Pure Bliss – rediscovering a great forgotten composer


The two volumes of the piano music of Sir Arthur Bliss, played with great perception and sensitivity by Mark Bebbington and available on the Somm label as part of its heroic mission to present lesser-known pieces by British composers, has precipitated me back into an exploration of the work of this curate’s egg of a composer. I have always thought Bliss missed out on the renown he deserved, even though he ended up, for the last 22 years of his long life (he died in 1975, aged 83), as Master of the Queen’s Musick, in succession to Sir Arnold Bax. Unlike many who have held that role, he made quite a success of it. He found composing easy, and never seemed to have any trouble doing it to order.

Bliss was born in Barnes in 1891 to an American father and an English mother, who died when he was four. His upbringing was that of the English well-to-do: Rugby and Cambridge, and then the Royal College of Music, where his studies were interrupted by the war. One of the great revelations of these discs of his piano works is that they show both his early maturity as a composer and the influence on him not just of his teachers at the RCM (who included Vaughan Williams) but of some of his contemporaries, too, notably Herbert Howells. Bliss was coy about his juvenilia and indeed hardly mentioned it in his autobiography. As a result, several of these piano works had never been recorded before.

The pre-war music, notably his Suite for Piano of 1912 – written while he was still at Cambridge and before the RCM shaped him – sounds as it might have had Bliss been studying in Belle Époque Paris or Vienna. That was still the mainstream of musical ideas in Britain before the Great War (never forget that Vaughan Williams himself went to Paris in 1908 to take lessons from Ravel, to acquire what he called “a little French polish”) and Bliss was plainly immersed in it. Another pre-War, and pre-RCM, work is his Valses Fantastiques, which critics have speculated was inspired by Ravel; however interesting it is, it has none of the Frenchman’s depth, nor his willingness to go off in experimental directions. For Bliss, that would come later. Nonetheless, these early compositions drip with promise.

At the RCM, Bliss started to develop a more radical idea of composition. Although he remained far behind the developments in European writing immediately before the war, as displayed by Ravel, or Stravinsky, he was finding his own voice. Inevitably, that voice only became apparent after the war. Bliss had an arduous conflict: he was an officer in the Grenadier Guards, sufficiently brave to be mentioned in dispatches, but wounded twice and gassed and, worst of all, bereaved when his beloved brother Kennard was killed on the Somme. It was not until his Morning Heroes of 1930 that he got all that out of his system.
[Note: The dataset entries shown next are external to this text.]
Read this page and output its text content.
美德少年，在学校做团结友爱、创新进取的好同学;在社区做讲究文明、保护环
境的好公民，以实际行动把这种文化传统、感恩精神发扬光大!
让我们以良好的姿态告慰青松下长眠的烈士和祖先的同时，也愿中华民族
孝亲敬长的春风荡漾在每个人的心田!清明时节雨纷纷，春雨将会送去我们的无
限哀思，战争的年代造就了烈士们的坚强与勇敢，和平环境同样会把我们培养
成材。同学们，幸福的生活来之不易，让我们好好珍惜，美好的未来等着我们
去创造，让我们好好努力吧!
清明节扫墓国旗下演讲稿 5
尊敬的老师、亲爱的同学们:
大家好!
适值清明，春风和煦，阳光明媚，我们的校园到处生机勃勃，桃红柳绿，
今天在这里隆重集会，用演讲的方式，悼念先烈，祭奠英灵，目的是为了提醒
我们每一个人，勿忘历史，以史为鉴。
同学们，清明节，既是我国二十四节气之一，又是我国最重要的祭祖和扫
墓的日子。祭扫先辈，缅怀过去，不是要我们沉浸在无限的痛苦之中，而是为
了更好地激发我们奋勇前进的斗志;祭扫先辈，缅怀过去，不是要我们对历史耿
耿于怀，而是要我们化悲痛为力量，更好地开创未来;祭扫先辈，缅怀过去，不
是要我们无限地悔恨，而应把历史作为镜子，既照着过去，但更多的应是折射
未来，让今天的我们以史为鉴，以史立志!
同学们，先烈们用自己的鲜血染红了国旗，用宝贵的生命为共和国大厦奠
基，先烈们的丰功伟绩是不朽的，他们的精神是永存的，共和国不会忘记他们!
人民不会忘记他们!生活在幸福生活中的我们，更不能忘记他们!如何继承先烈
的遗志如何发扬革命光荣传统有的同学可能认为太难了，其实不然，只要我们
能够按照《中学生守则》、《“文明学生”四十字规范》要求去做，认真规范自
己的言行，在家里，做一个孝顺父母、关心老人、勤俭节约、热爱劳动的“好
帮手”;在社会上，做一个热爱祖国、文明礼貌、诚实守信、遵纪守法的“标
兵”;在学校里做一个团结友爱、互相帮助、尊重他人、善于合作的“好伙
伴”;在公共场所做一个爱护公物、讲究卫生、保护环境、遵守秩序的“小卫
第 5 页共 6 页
In the immediate post-war period came impressive works, notably his four-part Masks from 1924, and another Suite for Piano of the following year. The Suite is one of the peaks of Bliss’s piano writing. In four movements, it shows an unbridled originality and invention, and that Bliss had finally settled on how he wanted to use the piano – it is a work that manifestly demands serious skill on the part of the pianist, and on the Somm recording Bebbington is more than equal to it.

Bliss was by then susceptible to the influence of jazz – music that other composers of his generation, such as Foulds and Moeran, willingly embraced, but which his teacher Vaughan Williams allowed himself to be influenced by (such as in his Piano Concerto of 1930) with a reluctance bordering on distaste. The odour of jazz lingers around the Suite, but is even more apparent in two short works: The Rout Trot of 1927 and the eponymous Bliss: One Step of 1923.

There are some later works, perhaps most impressive of all his Triptych of 1969, and these show the composer’s reflectiveness, and his increasing determination to conform to no one but himself. For those familiar with his orchestral writing, this piano music is alarmingly helpful in exposing the foundations of Bliss’s art; otherwise it is the perfect way in to the music of a composer long overdue reappraisal.